Portos de países fortemente atingidos pelo coronavírus, como a Espanha, se mantém firmes através do esforço conjunto de Trabalhadores, Empresários e Autoridades Públicas. No Brasil, mais especificamente em Santos, o setor portuário tem sido desafiado a refletir sobre alternativas que blindem a continuidade das operações contra algumas "ameaças"... Apesar de desgastantes, as discussões atuais têm revelado a importância de se modificar alguns paradigmas como, por exemplo, a "reserva de mercado dos TPAs".
Conforme será detalhado no final deste texto, o Tribunal de Justiça da União Europeia já julgou irregular o sistema espanhol de reserva de mercado que, similarmente ao que ocorre no Brasil, impedia a livre contratação de trabalhadores para o porto. Isso revela que a sistemática brasileira não está alinhada às melhores práticas mundiais em termos de relação capital-trabalho no Porto.

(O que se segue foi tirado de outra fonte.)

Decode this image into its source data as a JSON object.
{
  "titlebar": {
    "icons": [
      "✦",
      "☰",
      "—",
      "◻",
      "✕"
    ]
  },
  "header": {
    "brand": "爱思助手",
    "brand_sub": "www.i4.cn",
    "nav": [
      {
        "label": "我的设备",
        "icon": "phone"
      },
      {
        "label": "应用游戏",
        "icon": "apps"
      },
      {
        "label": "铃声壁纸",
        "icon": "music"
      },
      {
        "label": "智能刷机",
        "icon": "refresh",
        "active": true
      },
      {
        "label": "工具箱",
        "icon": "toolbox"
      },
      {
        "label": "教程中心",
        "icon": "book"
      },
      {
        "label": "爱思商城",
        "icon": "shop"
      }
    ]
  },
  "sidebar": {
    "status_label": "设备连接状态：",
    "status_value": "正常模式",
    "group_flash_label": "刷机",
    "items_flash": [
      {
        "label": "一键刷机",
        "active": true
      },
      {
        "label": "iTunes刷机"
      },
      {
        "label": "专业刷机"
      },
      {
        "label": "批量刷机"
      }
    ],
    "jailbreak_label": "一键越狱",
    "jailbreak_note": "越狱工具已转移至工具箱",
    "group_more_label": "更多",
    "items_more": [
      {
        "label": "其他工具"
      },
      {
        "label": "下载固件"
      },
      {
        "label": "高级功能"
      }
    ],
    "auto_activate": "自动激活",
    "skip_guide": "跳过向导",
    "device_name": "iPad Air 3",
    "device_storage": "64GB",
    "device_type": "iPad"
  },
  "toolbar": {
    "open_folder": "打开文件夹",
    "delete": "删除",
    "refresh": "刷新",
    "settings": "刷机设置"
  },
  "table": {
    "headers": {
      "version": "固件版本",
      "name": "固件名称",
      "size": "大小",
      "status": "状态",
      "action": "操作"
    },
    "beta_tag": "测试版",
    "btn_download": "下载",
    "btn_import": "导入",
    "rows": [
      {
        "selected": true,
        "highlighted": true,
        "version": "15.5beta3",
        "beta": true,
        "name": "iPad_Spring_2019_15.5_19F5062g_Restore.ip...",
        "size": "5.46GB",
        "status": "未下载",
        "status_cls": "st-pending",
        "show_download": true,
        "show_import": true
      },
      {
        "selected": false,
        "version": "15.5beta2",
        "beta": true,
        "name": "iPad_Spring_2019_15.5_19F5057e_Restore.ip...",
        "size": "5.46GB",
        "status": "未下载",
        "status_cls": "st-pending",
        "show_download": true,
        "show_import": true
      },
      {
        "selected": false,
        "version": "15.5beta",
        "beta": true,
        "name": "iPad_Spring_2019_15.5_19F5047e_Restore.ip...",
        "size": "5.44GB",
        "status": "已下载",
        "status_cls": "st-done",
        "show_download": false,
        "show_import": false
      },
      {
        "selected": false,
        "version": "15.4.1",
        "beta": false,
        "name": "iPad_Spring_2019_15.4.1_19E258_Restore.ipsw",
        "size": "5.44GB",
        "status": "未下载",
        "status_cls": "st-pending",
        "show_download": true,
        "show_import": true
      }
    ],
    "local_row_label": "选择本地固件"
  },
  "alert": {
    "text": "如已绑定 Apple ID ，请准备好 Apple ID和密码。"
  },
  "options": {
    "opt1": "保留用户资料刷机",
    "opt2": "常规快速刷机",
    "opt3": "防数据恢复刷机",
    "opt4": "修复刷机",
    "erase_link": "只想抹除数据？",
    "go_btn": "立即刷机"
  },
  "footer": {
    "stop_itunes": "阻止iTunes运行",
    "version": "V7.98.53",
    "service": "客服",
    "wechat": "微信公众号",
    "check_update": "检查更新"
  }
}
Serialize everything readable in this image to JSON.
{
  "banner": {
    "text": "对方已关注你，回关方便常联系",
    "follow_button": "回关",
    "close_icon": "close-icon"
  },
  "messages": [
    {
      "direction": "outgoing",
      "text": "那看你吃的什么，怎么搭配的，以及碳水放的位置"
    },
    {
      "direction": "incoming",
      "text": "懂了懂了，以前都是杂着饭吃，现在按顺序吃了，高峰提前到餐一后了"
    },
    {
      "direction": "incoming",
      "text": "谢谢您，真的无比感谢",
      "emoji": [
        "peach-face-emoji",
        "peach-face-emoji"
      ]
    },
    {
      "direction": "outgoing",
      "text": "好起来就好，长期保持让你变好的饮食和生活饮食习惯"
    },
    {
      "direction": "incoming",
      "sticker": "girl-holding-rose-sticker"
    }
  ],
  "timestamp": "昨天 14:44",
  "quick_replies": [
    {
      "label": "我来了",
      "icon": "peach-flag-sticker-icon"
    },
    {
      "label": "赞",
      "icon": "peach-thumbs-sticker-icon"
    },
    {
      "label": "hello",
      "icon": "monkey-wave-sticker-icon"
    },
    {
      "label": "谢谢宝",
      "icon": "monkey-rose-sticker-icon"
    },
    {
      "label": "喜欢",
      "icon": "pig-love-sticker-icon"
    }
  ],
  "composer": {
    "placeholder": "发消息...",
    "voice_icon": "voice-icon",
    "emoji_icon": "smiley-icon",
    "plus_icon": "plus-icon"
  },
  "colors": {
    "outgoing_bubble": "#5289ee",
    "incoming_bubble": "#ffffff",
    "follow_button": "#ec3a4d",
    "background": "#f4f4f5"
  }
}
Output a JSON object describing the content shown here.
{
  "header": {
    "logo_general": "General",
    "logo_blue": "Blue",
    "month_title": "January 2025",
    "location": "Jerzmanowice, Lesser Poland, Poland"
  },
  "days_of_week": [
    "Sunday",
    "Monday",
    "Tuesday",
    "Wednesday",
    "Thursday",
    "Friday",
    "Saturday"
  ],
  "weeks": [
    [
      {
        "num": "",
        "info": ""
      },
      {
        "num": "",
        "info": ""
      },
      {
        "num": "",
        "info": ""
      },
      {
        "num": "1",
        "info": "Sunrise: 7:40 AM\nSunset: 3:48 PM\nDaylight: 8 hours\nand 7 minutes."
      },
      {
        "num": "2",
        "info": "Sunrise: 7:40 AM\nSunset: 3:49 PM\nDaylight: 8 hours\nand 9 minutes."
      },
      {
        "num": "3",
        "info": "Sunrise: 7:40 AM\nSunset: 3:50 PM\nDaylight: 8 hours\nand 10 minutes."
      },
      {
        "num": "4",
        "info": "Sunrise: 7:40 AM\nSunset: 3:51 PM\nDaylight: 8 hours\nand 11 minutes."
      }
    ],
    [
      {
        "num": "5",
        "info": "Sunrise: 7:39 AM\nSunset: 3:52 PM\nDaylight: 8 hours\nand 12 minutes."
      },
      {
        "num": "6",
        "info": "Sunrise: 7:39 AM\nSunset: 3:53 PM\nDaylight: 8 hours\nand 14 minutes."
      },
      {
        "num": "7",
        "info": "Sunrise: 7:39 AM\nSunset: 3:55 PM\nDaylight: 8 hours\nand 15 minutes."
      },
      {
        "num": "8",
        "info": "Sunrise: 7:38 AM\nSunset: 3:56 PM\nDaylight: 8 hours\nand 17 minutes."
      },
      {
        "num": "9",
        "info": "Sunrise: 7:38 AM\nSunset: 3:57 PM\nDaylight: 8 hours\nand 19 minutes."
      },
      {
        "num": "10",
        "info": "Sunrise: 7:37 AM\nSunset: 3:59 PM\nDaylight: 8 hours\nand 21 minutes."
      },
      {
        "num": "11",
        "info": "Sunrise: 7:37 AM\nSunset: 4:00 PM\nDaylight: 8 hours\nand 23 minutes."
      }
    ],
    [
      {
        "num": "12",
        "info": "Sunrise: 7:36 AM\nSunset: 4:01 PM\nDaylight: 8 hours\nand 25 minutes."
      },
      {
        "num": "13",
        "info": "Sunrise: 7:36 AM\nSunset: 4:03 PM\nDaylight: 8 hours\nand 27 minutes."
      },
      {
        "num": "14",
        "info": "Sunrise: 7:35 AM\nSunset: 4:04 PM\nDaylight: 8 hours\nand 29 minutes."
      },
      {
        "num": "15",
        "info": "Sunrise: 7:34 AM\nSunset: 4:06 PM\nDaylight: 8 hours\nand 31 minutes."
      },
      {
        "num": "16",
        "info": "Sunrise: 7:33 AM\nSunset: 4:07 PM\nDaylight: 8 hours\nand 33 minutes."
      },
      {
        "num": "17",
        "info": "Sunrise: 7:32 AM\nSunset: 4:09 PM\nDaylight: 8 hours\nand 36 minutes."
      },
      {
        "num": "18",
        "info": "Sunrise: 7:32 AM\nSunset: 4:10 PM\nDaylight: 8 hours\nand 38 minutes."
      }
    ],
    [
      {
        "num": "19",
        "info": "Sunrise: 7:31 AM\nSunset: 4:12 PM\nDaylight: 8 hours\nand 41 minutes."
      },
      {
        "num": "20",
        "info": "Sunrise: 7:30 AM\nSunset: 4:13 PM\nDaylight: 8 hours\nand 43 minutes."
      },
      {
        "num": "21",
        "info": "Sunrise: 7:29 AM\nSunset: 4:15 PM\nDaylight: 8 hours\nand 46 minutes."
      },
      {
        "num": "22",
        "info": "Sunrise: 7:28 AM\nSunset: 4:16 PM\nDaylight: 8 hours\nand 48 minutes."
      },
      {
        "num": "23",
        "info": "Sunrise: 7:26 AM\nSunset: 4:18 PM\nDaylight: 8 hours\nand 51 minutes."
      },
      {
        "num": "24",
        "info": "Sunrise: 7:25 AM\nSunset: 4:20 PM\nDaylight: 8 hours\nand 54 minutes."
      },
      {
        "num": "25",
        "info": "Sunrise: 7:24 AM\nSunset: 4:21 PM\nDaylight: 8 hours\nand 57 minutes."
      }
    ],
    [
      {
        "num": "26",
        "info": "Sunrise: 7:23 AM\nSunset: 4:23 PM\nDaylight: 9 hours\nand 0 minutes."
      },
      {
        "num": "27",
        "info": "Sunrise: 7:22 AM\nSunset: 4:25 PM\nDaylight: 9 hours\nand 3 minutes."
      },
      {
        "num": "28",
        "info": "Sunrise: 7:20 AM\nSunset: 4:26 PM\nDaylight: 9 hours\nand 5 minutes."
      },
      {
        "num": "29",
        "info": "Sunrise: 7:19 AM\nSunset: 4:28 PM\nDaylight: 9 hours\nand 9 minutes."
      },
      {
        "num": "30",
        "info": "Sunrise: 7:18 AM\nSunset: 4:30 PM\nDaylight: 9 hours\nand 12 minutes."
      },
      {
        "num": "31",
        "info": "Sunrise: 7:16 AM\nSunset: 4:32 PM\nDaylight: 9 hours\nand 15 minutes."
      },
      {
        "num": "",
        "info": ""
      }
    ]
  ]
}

A restrição à livre contratação de empregados para o trabalho portuário, seja pelo sistema de “prioridade” ou de “exclusividade” (principalmente este), é inconstitucional. A existência de afronta à Livre Iniciativa dos Operadores Portuários é clara (art. 170 da Constituição Federal), pois as Empresas do setor portuário lidam com uma restrição que não atinge outros segmentos econômicos.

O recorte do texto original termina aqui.